Pemasangan peralatan sounding dipasang dan dipastikan bahwa peralatan dipasang pada posisi yang
aman dan kuat terhubung dengan kapal (terutama transducer dan antena). Konstruksi transducer akan
dibuat sedemikian rupa sehingga transducer benar-benar dapat dipasang tegak lurus bidang permukaan
laut. Transducer akan dipasang pada sisi luar di tengah-tengah bagian buritan dan haluan dengan
kedalaman yang sesuai sehingga apabila kapal bergerak vertikal akibat gelombang, bagian bawah
transducer tetap berada di bawah permukaan air.
Setelah transducer dipasang dengan baik maka selanjutnya dilakukan kalibrasi (bar check). Bar check
dilakukan dengan cara menenggelamkan sebuah plat baja/besi di bawah transducer dengan
menggunakan kabel baja yang diberi tanda setiap lima meter sampai 20 m.

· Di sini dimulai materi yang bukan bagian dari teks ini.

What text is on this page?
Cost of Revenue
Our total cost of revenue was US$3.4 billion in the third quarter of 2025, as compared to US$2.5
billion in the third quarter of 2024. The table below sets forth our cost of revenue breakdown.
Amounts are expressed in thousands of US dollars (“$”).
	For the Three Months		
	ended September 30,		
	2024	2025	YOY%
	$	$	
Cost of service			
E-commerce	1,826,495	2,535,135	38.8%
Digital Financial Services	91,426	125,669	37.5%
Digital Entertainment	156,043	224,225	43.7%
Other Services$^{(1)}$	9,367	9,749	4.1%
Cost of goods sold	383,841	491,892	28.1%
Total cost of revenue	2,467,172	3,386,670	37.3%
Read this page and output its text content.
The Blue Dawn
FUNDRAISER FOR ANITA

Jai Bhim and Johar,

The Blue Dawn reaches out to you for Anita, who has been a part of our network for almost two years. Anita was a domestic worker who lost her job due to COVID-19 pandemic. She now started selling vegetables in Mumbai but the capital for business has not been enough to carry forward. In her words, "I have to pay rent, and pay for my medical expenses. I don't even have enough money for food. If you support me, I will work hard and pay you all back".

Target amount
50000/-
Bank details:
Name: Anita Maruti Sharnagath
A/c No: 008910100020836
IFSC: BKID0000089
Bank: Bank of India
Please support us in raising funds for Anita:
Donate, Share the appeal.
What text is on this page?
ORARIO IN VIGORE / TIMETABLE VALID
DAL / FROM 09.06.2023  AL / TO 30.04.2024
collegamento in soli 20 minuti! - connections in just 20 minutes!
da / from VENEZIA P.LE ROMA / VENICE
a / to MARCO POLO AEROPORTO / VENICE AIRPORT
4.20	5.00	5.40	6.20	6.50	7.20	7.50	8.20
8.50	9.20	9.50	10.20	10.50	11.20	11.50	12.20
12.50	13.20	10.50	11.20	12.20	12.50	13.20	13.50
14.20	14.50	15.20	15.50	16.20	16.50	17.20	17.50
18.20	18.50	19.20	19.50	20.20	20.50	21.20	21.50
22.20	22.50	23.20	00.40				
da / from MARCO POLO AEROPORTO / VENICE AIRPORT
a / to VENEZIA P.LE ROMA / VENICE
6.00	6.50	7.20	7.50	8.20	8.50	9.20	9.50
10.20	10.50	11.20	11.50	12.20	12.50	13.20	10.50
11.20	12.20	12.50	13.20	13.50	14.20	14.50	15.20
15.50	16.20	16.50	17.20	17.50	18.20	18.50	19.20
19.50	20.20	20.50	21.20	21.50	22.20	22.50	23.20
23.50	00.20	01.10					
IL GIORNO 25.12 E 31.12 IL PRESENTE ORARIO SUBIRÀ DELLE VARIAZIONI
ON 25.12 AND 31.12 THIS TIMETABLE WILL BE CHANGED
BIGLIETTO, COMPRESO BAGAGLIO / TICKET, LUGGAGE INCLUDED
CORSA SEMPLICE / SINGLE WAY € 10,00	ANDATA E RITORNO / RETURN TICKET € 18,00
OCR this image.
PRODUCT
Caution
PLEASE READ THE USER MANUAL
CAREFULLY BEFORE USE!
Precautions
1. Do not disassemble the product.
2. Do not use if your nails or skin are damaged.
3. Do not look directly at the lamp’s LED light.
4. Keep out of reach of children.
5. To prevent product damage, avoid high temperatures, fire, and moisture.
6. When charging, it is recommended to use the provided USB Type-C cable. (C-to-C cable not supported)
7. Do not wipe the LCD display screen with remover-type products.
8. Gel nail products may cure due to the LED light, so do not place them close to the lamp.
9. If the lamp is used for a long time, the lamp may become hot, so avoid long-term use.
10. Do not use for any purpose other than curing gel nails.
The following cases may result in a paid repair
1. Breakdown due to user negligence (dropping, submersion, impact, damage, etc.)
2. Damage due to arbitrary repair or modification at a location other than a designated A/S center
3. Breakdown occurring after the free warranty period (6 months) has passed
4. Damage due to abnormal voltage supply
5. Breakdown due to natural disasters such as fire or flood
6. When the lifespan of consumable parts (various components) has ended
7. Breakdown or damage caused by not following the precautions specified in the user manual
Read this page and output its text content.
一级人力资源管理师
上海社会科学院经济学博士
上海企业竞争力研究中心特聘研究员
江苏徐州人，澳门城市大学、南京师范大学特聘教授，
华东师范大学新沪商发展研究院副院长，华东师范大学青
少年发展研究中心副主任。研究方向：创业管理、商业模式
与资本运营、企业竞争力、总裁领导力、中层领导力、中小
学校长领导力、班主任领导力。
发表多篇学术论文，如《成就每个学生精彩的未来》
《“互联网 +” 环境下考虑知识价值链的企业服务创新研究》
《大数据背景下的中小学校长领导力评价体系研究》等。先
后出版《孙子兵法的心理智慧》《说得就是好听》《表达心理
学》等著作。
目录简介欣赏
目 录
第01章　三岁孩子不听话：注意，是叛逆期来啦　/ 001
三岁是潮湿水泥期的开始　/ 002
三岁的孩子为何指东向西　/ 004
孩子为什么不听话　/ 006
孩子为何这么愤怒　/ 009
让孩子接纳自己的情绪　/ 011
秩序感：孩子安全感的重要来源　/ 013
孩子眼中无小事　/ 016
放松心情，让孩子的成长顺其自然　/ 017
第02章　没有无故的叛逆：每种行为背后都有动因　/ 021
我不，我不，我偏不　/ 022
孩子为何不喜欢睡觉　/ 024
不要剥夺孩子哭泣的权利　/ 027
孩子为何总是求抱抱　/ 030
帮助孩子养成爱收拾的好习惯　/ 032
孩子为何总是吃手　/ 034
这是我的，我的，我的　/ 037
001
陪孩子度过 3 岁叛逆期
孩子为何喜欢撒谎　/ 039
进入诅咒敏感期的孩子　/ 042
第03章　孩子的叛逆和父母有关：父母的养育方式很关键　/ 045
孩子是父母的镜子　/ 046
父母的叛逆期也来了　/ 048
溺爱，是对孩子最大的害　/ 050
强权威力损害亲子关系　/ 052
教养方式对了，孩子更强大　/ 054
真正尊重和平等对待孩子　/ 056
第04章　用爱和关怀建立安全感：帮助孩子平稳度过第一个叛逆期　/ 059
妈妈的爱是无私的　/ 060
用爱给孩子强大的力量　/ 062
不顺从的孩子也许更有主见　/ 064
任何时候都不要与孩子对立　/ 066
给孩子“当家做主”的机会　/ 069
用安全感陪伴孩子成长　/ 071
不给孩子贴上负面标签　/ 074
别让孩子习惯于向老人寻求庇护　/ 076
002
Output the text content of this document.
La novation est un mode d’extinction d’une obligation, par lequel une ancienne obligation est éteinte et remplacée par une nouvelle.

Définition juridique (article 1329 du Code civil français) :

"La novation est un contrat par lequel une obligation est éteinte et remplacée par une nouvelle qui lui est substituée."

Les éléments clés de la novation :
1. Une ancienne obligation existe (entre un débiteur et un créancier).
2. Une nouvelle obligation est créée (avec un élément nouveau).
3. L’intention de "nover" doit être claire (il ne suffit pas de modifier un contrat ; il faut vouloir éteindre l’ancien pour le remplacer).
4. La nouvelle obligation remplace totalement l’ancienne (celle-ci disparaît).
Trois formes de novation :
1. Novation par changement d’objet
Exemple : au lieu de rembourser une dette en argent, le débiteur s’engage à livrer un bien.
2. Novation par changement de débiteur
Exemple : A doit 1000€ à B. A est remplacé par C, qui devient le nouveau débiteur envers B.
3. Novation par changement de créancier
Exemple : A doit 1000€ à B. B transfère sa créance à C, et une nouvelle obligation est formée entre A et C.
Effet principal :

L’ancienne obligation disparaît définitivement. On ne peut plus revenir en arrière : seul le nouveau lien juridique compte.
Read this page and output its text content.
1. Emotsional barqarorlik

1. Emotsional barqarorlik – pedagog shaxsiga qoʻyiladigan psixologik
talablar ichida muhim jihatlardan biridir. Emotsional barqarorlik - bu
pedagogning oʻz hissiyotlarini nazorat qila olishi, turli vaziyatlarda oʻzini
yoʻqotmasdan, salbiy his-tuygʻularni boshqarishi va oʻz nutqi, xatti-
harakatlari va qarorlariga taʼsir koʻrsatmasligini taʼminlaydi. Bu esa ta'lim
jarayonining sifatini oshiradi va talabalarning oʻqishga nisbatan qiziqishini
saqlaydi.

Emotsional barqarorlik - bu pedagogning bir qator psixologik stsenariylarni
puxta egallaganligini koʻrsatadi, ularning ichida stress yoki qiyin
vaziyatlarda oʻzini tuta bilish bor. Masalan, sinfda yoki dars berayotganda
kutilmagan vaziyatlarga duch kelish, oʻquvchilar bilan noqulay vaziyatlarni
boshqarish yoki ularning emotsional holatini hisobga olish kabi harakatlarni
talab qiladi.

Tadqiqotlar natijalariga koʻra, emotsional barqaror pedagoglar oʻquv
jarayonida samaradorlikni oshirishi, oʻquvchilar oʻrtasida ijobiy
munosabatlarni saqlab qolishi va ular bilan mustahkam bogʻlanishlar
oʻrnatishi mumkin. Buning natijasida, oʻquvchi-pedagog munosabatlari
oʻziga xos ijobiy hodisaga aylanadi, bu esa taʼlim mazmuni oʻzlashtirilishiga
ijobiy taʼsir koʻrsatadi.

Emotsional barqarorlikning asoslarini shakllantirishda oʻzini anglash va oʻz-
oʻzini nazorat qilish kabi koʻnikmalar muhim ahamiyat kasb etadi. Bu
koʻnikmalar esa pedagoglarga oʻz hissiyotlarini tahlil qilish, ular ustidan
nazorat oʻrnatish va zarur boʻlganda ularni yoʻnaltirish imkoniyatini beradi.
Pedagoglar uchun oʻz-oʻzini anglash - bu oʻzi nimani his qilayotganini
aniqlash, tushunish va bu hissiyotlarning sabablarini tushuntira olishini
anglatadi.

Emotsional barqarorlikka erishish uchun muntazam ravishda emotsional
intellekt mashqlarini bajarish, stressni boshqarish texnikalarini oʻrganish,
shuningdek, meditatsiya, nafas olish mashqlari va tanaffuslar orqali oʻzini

Plat baja dengan kedalaman
yang sudah ditentukan kemudian menjadi pembanding bacaan echosunder. Kalibrasi dilakukan dengan
cara merubah kecepatan suara di air sedemikian rupa sehingga bacaan echosounder sama dengan
panjang tali baja. Pengubahan kecepatan dilakukan dengan cara menginput secara digital melalui
keypad echosounder. Kalibrasi akan dilakukan pada kedalaman yang berbeda-beda dan dilakukan pada
saat sebelum dan sesudah survey. Untuk melakukan kalibrasi/barcheck ini akan dipilih lokasi/tempat
yang permukaan airnya cukup tenang.
Perekaman data posisi dan kedalaman dilakukan secara otomatis dan simulatan dalam bentuk digital
sehingga terhindar dari kesalahan-kesalahan akibat sinkronisasi data posisi dan kedalaman secara
manual. Setiap satu lajur ukuran akan disimpan dalam satu file dengan pemberian nama file yang unik
sehingga memudahkan untuk pengecekan, pencarian dan pemrosesan data. Secara real time profile
dasar laut pada lajur suvey tampil pada display komputer dan apabila dikehendaki dapat langsung
dilakukan print out. Semua kegiatan survey pada tahap pelaksanaan ini terintegrasi dan dikendalikan
oleh software sehingga terhindar dari human error.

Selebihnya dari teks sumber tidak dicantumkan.